It’s no secret that the cost-of-living crisis is having a tremendous impact on the UK workforce. A lack of wellbeing being seen in companies is being increasingly linked to a decrease in the financial wellbeing of employees.
Simultaneously, reports show that executives are being paid more than ever in many industries. The average pay for FTSE 100 executives was 118 times more than the average salary of a UK worker at the end of last year. The average FTSE 100 CEO received £3.91m in 2022, up from £3.38m in 2021, according to the latest research, representing a 16% rise in executive pay.
However, whether we want to recognise it or not, not everyone is cut out to be an executive at a company. And some would argue that because of their hard work and dedication to leading the company, as well as the contribution they make to society, executives deserve to be paid in alignment the level of expertise needed to be in this role – which tends to be a heck of a lot.
With this in mind, is it just for these leaders to be paid as much as they are, even in a cost-of-living crisis?
Is it OK that executives are paid so much even in a cost-of-living crisis?
The issue of executive pay in the midst of a cost-of-living crisis has sparked significant debate. Despite the cost-of-living crisis, the pay of top executives has continued to rise. A study by Deloitte revealed that the median FTSE 100 chief executive saw their pay rise by 12% in 2022.
While some argue that such steep pay rises for executives are inappropriate during a cost-of-living crisis, others attribute the increase in CEO pay to good business performance and strong incentive pay awards tied to profitability and share prices.

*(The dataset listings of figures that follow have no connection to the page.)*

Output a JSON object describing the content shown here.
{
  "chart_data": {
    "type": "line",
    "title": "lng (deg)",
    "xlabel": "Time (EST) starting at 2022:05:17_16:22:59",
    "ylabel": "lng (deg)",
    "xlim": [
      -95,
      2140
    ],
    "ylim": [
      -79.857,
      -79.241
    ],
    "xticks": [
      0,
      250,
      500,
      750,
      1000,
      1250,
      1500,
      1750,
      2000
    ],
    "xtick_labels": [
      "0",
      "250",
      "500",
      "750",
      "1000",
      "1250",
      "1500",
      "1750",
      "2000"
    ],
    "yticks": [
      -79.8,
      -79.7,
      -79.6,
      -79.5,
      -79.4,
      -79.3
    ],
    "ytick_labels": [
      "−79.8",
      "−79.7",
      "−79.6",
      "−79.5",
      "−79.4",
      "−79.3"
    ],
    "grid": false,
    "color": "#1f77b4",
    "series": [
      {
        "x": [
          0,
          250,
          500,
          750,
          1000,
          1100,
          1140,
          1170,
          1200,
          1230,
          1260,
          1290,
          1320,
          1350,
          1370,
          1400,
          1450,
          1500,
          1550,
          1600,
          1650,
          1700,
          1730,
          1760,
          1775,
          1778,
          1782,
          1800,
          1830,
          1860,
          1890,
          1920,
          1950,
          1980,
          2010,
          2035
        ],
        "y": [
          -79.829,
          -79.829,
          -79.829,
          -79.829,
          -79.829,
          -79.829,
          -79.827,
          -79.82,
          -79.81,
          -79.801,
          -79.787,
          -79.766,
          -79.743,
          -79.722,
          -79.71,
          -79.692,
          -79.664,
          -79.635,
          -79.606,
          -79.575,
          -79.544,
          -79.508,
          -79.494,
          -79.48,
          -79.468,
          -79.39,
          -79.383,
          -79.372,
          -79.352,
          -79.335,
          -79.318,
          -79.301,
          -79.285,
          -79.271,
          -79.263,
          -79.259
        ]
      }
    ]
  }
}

While some argue that such steep pay rises for executives are inappropriate during a cost-of-living crisis, others attribute the increase in CEO pay to good business performance and strong incentive pay awards tied to profitability and share prices
The disparity between executive pay and the wages of the average worker has also been a point of concern for many HR practitioners. With CEOs earning significantly more than the median UK full-time worker, the regular worker earning much less may become disengaged and unenthusiastic towards their job.